Primomo approached Conley and others in the club with the idea of making mountain-bike trails on land that the town had used for brush and snow. “And then, last year, the town came in and said, ‘Let’s make this a town park,’” Conley recalled.

“Each individual person brings their own thing to the club,” he said, “but then, when the club organizes something, we’re all together, like it happens, then it’s just wonderful.”

While he loves working together with other club members, Conley has an equal passion for competing against them. A rival he particularly admires is Ryan O’Donnell who started a club for young riders so his own son would have kids to cycle with.
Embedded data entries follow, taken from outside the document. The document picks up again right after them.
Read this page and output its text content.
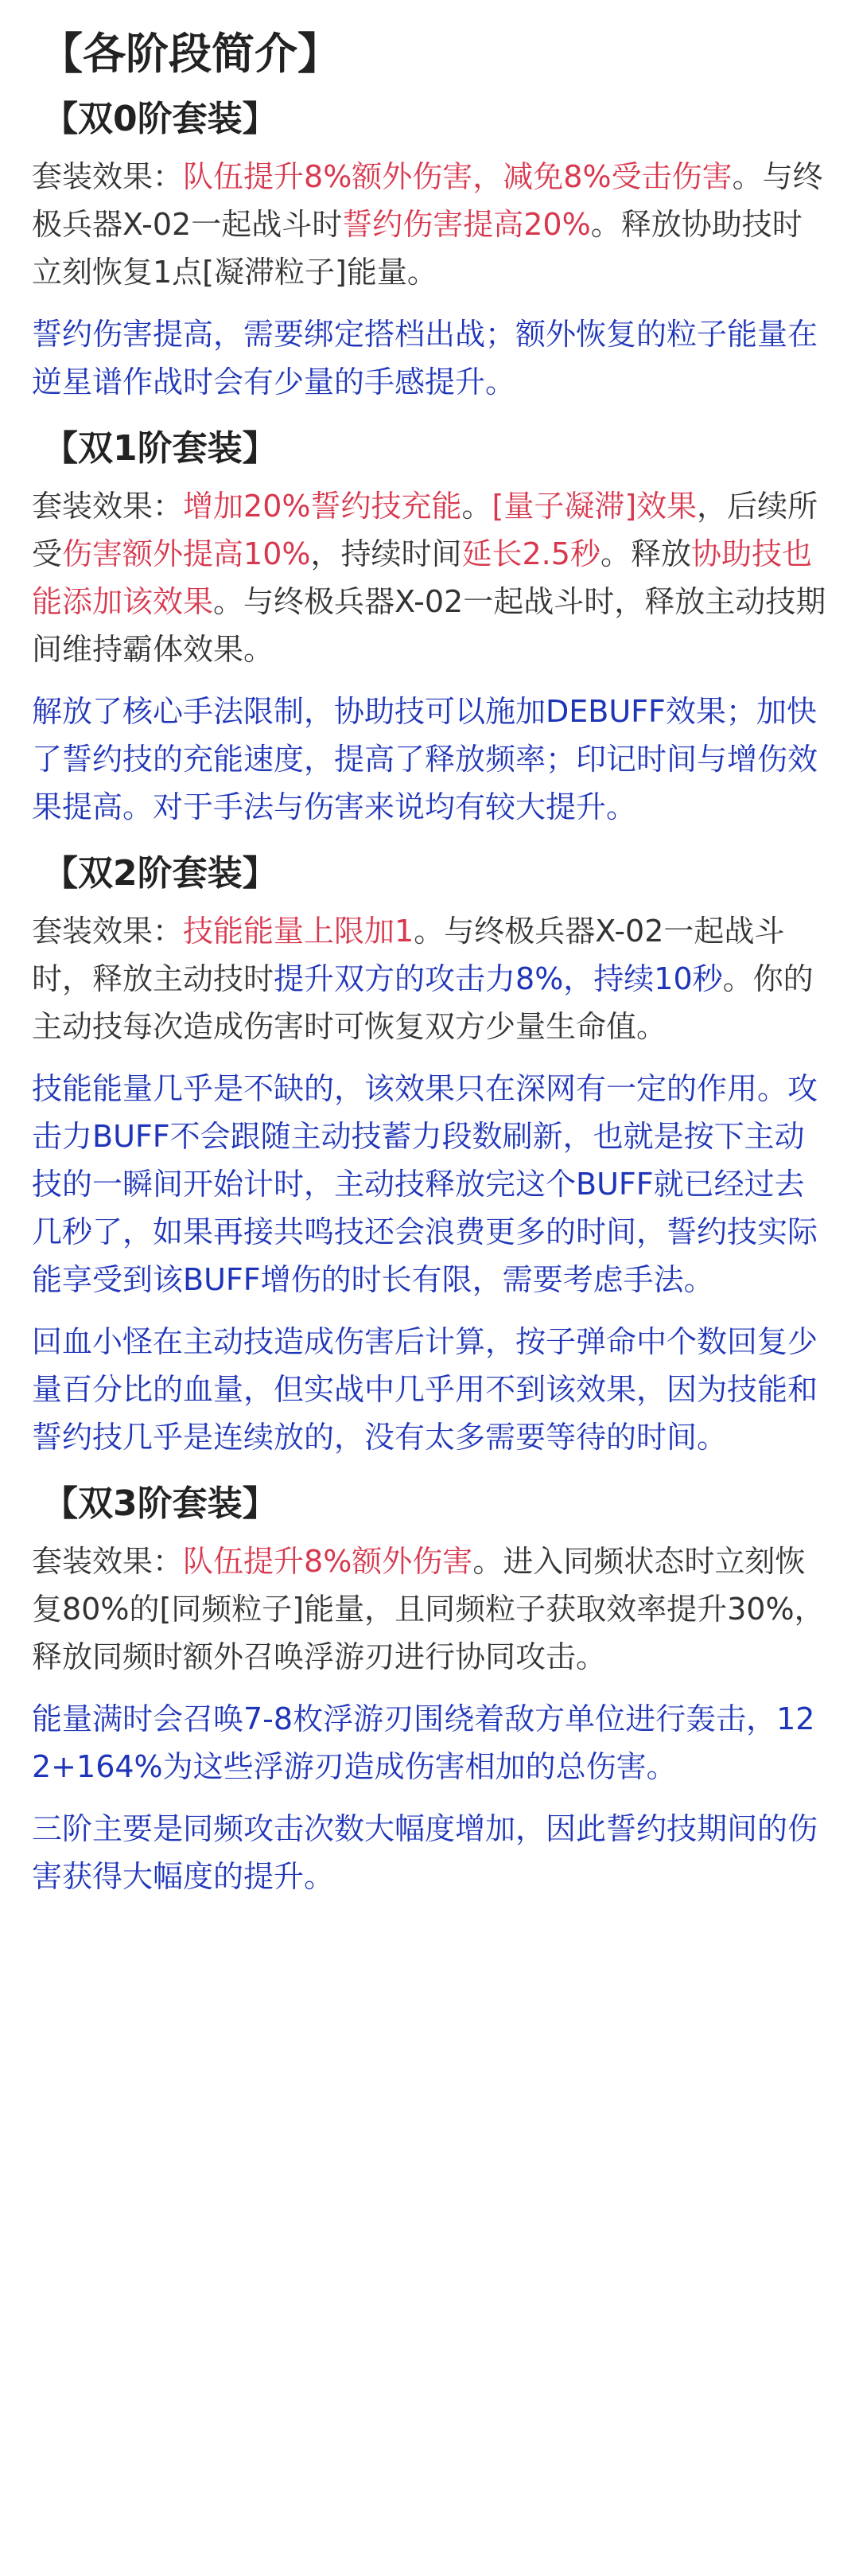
【各阶段简介】
【双0阶套装】
套装效果：队伍提升8%额外伤害，减免8%受击伤害。与终极兵器X-02一起战斗时誓约伤害提高20%。释放协助技时立刻恢复1点[凝滞粒子]能量。
誓约伤害提高，需要绑定搭档出战；额外恢复的粒子能量在逆星谱作战时会有少量的手感提升。
【双1阶套装】
套装效果：增加20%誓约技充能。[量子凝滞]效果，后续所受伤害额外提高10%，持续时间延长2.5秒。释放协助技也能添加该效果。与终极兵器X-02一起战斗时，释放主动技期间维持霸体效果。
解放了核心手法限制，协助技可以施加DEBUFF效果；加快了誓约技的充能速度，提高了释放频率；印记时间与增伤效果提高。对于手法与伤害来说均有较大提升。
【双2阶套装】
套装效果：技能能量上限加1。与终极兵器X-02一起战斗时，释放主动技时提升双方的攻击力8%，持续10秒。你的主动技每次造成伤害时可恢复双方少量生命值。
技能能量几乎是不缺的，该效果只在深网有一定的作用。攻击力BUFF不会跟随主动技蓄力段数刷新，也就是按下主动技的一瞬间开始计时，主动技释放完这个BUFF就已经过去几秒了，如果再接共鸣技还会浪费更多的时间，誓约技实际能享受到该BUFF增伤的时长有限，需要考虑手法。
回血小怪在主动技造成伤害后计算，按子弹命中个数回复少量百分比的血量，但实战中几乎用不到该效果，因为技能和誓约技几乎是连续放的，没有太多需要等待的时间。
【双3阶套装】
套装效果：队伍提升8%额外伤害。进入同频状态时立刻恢复80%的[同频粒子]能量，且同频粒子获取效率提升30%，释放同频时额外召唤浮游刃进行协同攻击。
能量满时会召唤7-8枚浮游刃围绕着敌方单位进行轰击，122+164%为这些浮游刃造成伤害相加的总伤害。
三阶主要是同频攻击次数大幅度增加，因此誓约技期间的伤害获得大幅度的提升。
The young Flow Riders now number in the hundreds.

Conley and O’Donnell race against each other in cyclo-cross events. Both men are busy running their businesses and being fathers. Before a race, they shake hands and say, “Good luck, buddy.” 

But, when they’re on the course, “It’s every man for himself. Like, I’m not going to injure him, but I’m going to ride as hard as I can to beat him because he’s my friend,” said Conley. “And there’s bragging rights and it’s fun.”

Conley is already looking ahead to next year’s Helderberg Cliffhanger.

“I just have lots of passion for everything that I do. I’m just so glad that this worked out,” he said of the inaugural Cliffhanger race. “And I’m so glad that other people are going to find out about it.”

Even if it gets just a few more people into cycling, Conley said, he’ll be happy. “It makes me smile,” he said.